Roy felt the weight of the oxidized lead bullet against his thigh.

“Didn’t he tell you about the regiment?” Brenda said.

“He told me.”

“Pretty stupid, if you ask me.”

“I don’t know,” Roy said, although he thought it was.

“Do you realize he may even have to pay for some kind of uniform? What army makes you do that? He said it could cost three or four hundred dollars.”

Roy said nothing.

“It’s even more, isn’t it?” Brenda said. Brenda was quick; there were women like that all over the place these days.

“Did he mention anything about a train?” Roy said.

“What’s a train got to do with it?”

“Just tell him I called,” Roy said.

“A model train? ‘The General,’ or something like that?”

Roy sat down at the kitchen table. He had a stack of bills, not like Barry’s-Barry’s and Marcia’s-but big for him. A legal bill-divorce was expensive; the counselor’s bill; the mortgage, all his now; the home equity line; the car payment-two, in fact, since he’d missed last month; the two credit cards, both near their limits; utilities, phones, property tax. He wrote the checks he could cover, then sorted the remaining bills into immediate and less-immediate categories. There may be a few things opening up soon. Nice things, Roy. He considered calling Mr. Pegram at home. A promotion would sure be nice, Mr. Pegram. He didn’t know how to put that in a businesslike way. Job, salary, payments, money in and out-it was a little like Monopoly, but no fun at all. Roy corrected that thought right away-he wasn’t complaining. He liked the job, he liked the house, and his car, an Altima like Gordo’s, but a little older, was all right too.

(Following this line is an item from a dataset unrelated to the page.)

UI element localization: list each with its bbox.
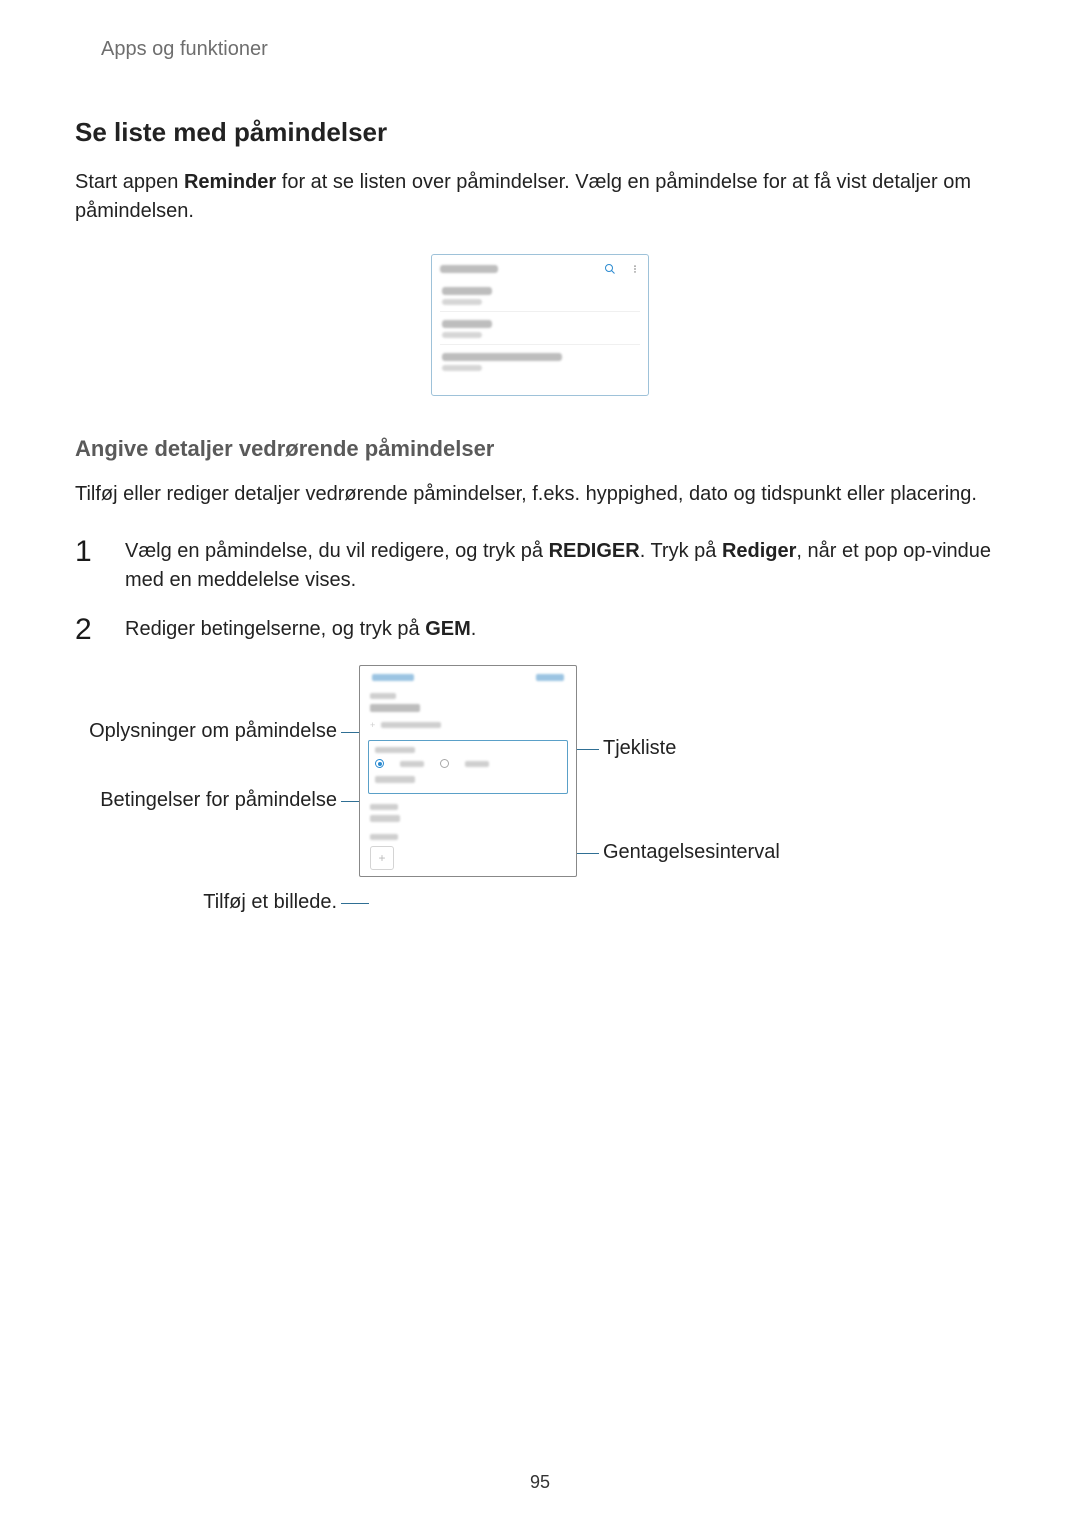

Roy got up, walked around the house-a small house, and a fixer-upper, but solid, and built of brick just like Marcia’s, meaning no termites. He hadn’t done much fixing up-any, in fact-since Marcia left. There were tools and a workbench in the cellar, his housewarming present from the Irregulars. Roy went downstairs.

He hadn’t been in the cellar in months. A box of square tiles-not marble but something that looked like marble-sat on the workbench. Marcia had wanted him to replace the linoleum in the downstairs bathroom. A long two-by-two was clamped in the vise. It took Roy a moment to recall what he’d been building when he’d left off: shelves for Rhett’s room. Measurements were penciled on the two-by-two. Roy plugged in his Black amp; Decker and started sawing.